The KN-08 and the KN-14 represent a significant progression in North Korean ballistic missiles technologies and, if capable of striking the U.S. homeland, provides the Kim regime with diplomatic leverage against the United States. Indeed, ICBM capabilities will allow the DPRK to place pressure upon the U.S. and its allies to gain negotiating power in international organizations such as the United Nations. The KN-08 and KN-14 could also pressure the U.S. to reconsider its policy approach to North Korea, replacing the current strategy of isolation with one of regional containment, mutual deterrence, or engagement. As the Obama administration prepares to leave office, the publicizing of ICBMs in North Korea, acts as a strong message to future administrations.[v] Despite a high failure rate, an ICBM test launch can provide the DPRK with the information they need to construct a successful model.[vi]

Strategic leverage provided by North Korean ICBMs can be minimized with the application of appropriate and effective homeland ballistic missile defense. Currently, the Ground-based Midcourse Defense System (GMD) is the only line of defense against North Korean ICBMs. Not only does GMD provide physical protections for the U.S. homeland, but can also minimize any diplomatic leverage attained by North Korea if the country develops a nuclear-capable ICBM.

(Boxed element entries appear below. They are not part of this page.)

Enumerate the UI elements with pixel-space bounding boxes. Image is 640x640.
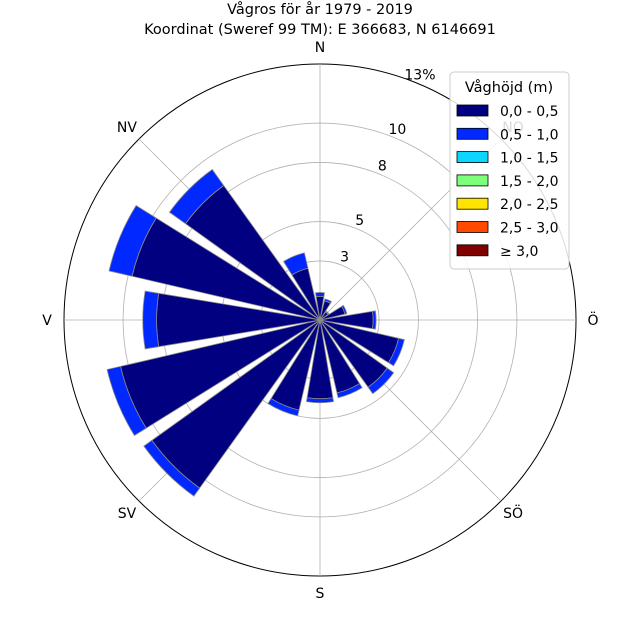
- legend-title: Våghöjd (m): [465, 79, 553, 96]
- legend: Våghöjd (m) 0,0 - 0,5 0,5 - 1,0 1,0 - 1,5 1…: [449, 71, 570, 270]
- radial-tick-label: 3: [340, 249, 349, 265]
- legend-frame: [449, 71, 570, 270]
- sector-bar: [315, 292, 325, 298]
- legend-label: 0,5 - 1,0: [500, 127, 558, 143]
- sector-bar: [283, 252, 309, 276]
- chart-subtitle: Koordinat (Sweref 99 TM): E 366683, N 61…: [144, 22, 496, 38]
- direction-label: SÖ: [503, 504, 523, 522]
- direction-label: N: [315, 40, 325, 56]
- radial-tick-label: 13%: [404, 67, 435, 83]
- legend-item: 1,0 - 1,5: [456, 151, 558, 167]
- legend-swatch: [456, 104, 489, 117]
- radial-tick-label: 10: [388, 122, 406, 138]
- sector-bar: [336, 382, 363, 399]
- direction-label: Ö: [587, 311, 598, 329]
- sector-bar: [143, 439, 201, 497]
- sector-bar: [387, 337, 405, 367]
- legend-swatch: [456, 244, 489, 257]
- direction-label: V: [42, 313, 52, 329]
- sector-bar: [371, 310, 377, 330]
- radial-tick-label: 8: [378, 158, 387, 174]
- sector-bar: [108, 204, 157, 277]
- sector-bar: [325, 310, 330, 315]
- legend-item: ≥ 3,0: [456, 244, 538, 260]
- direction-label: S: [316, 586, 325, 602]
- radial-tick-label: 5: [355, 213, 364, 229]
- radial-tick-labels: 3 5 8 10 13%: [340, 67, 435, 265]
- legend-label: 2,0 - 2,5: [500, 197, 558, 213]
- legend-label: 1,5 - 2,0: [500, 174, 558, 190]
- legend-item: 0,0 - 0,5: [456, 104, 558, 120]
- legend-swatch: [456, 127, 489, 140]
- legend-item: 0,5 - 1,0: [456, 127, 558, 143]
- legend-label: 1,0 - 1,5: [500, 151, 558, 167]
- direction-label: NV: [117, 120, 137, 136]
- sector-bar: [106, 365, 147, 437]
- legend-swatch: [456, 174, 489, 187]
- legend-item: 1,5 - 2,0: [456, 174, 558, 190]
- sector-bar: [367, 367, 395, 395]
- legend-label: 2,5 - 3,0: [500, 221, 558, 237]
- wave-sectors: [106, 168, 405, 497]
- sector-bar: [267, 398, 300, 417]
- chart-title: Vågros för år 1979 - 2019: [227, 1, 413, 18]
- legend-swatch: [456, 151, 489, 164]
- legend-item: 2,0 - 2,5: [456, 197, 558, 213]
- sector-bar: [341, 304, 348, 315]
- sector-bar: [168, 168, 225, 225]
- sector-bar: [142, 290, 160, 350]
- direction-label: SV: [118, 506, 137, 522]
- sector-bar: [306, 397, 334, 404]
- legend-swatch: [456, 197, 489, 210]
- legend-swatch: [456, 221, 489, 233]
- legend-label: 0,0 - 0,5: [500, 104, 558, 120]
- legend-label: ≥ 3,0: [500, 244, 538, 260]
- legend-item: 2,5 - 3,0: [456, 221, 558, 237]
- sector-bar: [323, 298, 332, 304]
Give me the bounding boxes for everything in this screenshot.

  • January 1 2017: Kim Jong Un announces to be in the final stage for test launching an ICBM[vii]
  • June 22 2016: Test launch conducted for IRBM Musudan which is believed to have been a proxy test for ICBM launch capabilities[viii]
  • April 9 2016: Large liquid-fuel rocket engine test suspected to be the KN-08[ix]
  • March 15 2016: Guided test for KN-08 nose cone[x]
  • October 10 2015: KN-14 ICBM is publicized during military parade in Pyongyang[xi]
  • August 2014: Long range engine test conducted which was suspected to be the KN-08[xii]
  • February 2013: Underground nuclear test is conducted which was suspected to be the KN-08[xiii]
  • April 2012: KN-08 road-mobile ICBM is publicized during military parade in Pyongyang[xiv]
  • June 2011: Secretary of Defense Robert Gates warns that North Korea is developing a road-mobile ICBM[xv]


[i] US/Korea Institute at SAIS.

[ii] UPI News.

[iii] Washington Free Beacon.

[iv] US/Korea Institute at SAIS.

[v]  CNN.

[vi] The Korea Herald.

[vii] Dong-A Ilbo.

[viii] US/Korea Institute at SAIS.

[ix] US/Korea Institute at SAIS.

[x] Bloomberg.

[xi] The Diplomat.

[xii] Bloomberg.

[xiii] US/Korea Institute at SAIS.

[xiv] Center for Strategic & International Studies.

[xv] The National Committee on North Korea.